The Statesman also found that, unlike their counterparts at the city, county leaders have never sought an outside study into whether minority businesses have experienced historical race or gender discrimination in the county's contracting process.
Such a study, which could cost as much as $1 million, could lead to more minority hires by giving the county more leverage in weeding out large contract bidders who don't hire enough minority subcontractors.
"I'm not disappointed in our staff," Travis County Commissioner Sarah Eckhardt said. "I think they have worked their tails off to get what we have gotten. But I am disappointed that we have not reached our goals. In the county, as an organization, we sometimes move slower than we ought to."
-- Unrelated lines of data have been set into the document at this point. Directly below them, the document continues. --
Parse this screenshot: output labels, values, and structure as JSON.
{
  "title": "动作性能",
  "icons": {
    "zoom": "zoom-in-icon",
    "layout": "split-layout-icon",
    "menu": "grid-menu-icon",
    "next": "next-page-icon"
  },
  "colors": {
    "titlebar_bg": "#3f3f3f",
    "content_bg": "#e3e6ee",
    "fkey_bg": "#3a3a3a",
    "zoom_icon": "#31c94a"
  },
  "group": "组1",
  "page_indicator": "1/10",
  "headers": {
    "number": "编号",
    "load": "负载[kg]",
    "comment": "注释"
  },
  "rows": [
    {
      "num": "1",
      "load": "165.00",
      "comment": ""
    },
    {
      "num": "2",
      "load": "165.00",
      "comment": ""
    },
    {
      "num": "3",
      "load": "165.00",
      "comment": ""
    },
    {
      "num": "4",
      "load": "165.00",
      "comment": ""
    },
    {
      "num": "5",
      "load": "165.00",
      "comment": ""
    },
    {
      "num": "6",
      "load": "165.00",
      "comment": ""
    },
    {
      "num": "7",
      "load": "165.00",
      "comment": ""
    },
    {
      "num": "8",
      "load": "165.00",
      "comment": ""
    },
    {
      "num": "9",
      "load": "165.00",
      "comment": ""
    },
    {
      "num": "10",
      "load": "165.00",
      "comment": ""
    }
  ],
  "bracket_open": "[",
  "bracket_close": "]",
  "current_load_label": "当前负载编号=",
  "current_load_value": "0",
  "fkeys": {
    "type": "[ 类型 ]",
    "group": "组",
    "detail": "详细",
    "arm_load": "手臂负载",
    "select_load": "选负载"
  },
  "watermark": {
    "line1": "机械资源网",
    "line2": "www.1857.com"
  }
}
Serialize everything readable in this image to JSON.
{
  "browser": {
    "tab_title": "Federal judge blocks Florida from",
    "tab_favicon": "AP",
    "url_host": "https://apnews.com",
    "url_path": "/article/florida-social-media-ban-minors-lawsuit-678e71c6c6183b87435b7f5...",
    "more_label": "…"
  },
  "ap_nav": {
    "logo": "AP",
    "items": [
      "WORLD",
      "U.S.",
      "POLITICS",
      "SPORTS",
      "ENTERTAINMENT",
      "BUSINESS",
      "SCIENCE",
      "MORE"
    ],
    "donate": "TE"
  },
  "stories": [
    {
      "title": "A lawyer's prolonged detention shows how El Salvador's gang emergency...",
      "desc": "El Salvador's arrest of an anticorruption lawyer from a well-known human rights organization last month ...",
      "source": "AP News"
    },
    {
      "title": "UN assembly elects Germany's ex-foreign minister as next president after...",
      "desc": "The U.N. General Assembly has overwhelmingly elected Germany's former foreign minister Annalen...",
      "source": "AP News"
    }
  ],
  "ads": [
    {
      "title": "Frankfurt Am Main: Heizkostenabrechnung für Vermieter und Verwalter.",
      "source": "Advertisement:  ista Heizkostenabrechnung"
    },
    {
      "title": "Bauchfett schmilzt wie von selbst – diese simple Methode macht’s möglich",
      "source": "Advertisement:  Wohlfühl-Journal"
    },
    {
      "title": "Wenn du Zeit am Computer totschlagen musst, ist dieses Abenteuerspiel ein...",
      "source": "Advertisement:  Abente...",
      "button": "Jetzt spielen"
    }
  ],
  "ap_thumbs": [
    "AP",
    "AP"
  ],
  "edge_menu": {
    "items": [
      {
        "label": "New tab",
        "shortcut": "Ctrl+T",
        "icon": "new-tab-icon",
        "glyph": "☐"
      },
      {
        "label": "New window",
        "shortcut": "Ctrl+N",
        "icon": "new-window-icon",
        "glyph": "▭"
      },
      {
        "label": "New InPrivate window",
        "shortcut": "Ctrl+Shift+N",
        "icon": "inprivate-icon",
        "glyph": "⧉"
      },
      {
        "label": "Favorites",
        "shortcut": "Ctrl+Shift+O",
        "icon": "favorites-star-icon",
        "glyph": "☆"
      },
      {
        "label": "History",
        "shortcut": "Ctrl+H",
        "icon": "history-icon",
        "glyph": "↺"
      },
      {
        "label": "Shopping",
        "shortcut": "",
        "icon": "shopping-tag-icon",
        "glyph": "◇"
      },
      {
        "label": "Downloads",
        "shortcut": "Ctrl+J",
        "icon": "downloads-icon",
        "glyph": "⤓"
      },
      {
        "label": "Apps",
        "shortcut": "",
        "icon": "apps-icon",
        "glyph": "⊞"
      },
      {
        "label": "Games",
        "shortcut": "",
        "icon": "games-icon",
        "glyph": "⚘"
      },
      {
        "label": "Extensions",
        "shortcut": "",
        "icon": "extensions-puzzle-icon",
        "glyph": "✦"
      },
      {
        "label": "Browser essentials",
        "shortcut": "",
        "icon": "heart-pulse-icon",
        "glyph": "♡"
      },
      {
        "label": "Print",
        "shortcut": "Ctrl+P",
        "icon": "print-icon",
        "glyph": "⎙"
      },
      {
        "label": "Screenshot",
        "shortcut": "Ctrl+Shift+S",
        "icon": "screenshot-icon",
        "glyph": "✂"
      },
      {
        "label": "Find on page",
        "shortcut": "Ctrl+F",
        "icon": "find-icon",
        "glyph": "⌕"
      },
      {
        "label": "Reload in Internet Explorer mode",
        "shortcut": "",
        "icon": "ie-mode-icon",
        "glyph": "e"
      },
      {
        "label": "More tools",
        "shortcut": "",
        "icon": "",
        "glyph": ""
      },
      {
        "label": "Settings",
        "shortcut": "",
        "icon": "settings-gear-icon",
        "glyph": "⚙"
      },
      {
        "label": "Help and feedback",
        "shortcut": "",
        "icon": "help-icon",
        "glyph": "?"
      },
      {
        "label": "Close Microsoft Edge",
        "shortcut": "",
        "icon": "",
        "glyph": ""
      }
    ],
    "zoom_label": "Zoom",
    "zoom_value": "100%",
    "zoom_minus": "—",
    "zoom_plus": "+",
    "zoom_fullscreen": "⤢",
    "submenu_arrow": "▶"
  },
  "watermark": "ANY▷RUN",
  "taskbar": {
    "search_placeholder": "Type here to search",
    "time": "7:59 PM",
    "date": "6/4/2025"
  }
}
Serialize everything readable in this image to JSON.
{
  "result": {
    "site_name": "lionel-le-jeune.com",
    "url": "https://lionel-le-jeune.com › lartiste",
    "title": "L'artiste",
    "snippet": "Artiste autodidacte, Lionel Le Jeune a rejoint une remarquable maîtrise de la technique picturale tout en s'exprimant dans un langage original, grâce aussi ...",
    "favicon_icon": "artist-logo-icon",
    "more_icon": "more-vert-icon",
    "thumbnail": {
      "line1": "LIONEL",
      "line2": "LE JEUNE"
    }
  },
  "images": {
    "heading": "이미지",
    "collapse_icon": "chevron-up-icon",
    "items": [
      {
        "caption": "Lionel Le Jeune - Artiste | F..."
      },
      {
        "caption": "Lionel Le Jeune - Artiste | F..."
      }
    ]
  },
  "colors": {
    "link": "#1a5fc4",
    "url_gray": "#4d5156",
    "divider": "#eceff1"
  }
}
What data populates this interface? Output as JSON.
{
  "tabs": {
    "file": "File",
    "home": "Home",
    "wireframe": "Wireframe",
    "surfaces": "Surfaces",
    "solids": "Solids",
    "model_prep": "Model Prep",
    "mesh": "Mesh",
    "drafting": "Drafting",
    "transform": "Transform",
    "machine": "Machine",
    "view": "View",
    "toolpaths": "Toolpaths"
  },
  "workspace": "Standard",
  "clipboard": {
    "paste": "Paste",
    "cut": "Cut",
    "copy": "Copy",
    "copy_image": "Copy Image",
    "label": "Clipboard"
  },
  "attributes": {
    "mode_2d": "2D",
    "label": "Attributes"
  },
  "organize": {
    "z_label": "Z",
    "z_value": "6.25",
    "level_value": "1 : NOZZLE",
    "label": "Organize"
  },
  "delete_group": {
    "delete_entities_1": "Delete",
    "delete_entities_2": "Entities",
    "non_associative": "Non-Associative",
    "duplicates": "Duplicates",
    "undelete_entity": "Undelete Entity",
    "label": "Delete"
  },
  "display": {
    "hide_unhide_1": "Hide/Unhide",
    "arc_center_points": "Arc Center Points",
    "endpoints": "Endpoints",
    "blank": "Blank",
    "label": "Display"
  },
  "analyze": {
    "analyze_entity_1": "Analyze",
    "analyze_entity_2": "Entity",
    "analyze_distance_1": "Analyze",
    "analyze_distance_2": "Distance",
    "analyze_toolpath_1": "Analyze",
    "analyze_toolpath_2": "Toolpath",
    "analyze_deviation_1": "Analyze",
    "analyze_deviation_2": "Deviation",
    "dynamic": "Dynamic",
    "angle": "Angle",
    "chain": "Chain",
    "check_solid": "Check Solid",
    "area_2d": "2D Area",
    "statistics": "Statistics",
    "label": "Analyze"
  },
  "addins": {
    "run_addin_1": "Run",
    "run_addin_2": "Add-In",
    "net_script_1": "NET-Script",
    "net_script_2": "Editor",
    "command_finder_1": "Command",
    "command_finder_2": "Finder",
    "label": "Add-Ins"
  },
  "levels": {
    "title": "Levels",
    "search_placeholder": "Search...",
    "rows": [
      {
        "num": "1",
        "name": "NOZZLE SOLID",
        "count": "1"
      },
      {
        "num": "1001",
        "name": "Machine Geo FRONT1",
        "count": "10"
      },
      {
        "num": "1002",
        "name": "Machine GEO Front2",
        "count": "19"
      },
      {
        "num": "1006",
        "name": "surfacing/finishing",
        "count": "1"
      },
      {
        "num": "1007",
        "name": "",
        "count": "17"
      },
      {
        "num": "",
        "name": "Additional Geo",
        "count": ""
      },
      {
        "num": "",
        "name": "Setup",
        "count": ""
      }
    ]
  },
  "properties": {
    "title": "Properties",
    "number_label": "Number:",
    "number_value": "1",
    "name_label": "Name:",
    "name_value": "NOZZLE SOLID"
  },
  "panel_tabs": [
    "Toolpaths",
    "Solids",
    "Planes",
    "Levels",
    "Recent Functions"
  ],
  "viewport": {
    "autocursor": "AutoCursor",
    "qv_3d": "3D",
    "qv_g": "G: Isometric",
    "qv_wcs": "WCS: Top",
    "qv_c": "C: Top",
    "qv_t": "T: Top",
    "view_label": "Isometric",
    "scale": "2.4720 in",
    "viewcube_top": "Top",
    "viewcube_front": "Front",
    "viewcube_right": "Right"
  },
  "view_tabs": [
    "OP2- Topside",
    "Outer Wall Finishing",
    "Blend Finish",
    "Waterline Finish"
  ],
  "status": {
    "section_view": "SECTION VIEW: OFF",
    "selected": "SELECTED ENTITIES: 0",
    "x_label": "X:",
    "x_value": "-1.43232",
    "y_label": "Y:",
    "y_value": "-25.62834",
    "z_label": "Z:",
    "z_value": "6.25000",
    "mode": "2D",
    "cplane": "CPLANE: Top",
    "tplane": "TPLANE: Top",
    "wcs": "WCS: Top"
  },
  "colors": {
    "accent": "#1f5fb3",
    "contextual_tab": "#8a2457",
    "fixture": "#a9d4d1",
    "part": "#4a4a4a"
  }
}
Commissioners push for more minority hiring
Despite years of on-again, off-again interest, the issue has begun building momentum among several county officials. Eckhardt in recent weeks has begun working with Commissioner Ron Davis to study what the county can -- and should -- do to attract and hire more minority businesses.
Eckhardt said in an interview last week that she thinks broader use of such firms for government work could help create more successful minority- and women-owned businesses -- and an economy with an equal playing field for all.
This month, Davis and Eckhardt conducted a lengthy, specially called meeting among county officials who presented city and county data about the success and costs of their programs.
The comparisons looked at the number of minority firms the two governments had hired for construction jobs, commodities (such as food and office supply companies), services (such as pest control and lawn care) and professional services (such as engineering and architecture design).
Last year, the county had a goal of hiring minority firms for 13.7 percent of construction work, but did so only 4.3 percent of the time -- an improvement of 2.5 percentage points from 2010.
The county also fell far short of its goal of hiring minority companies for 14.1 percent of services and 15.8 percent for professional services. The county last year hired minority companies for 2.2 percent of professional services contracts and 3.8 percent for other services.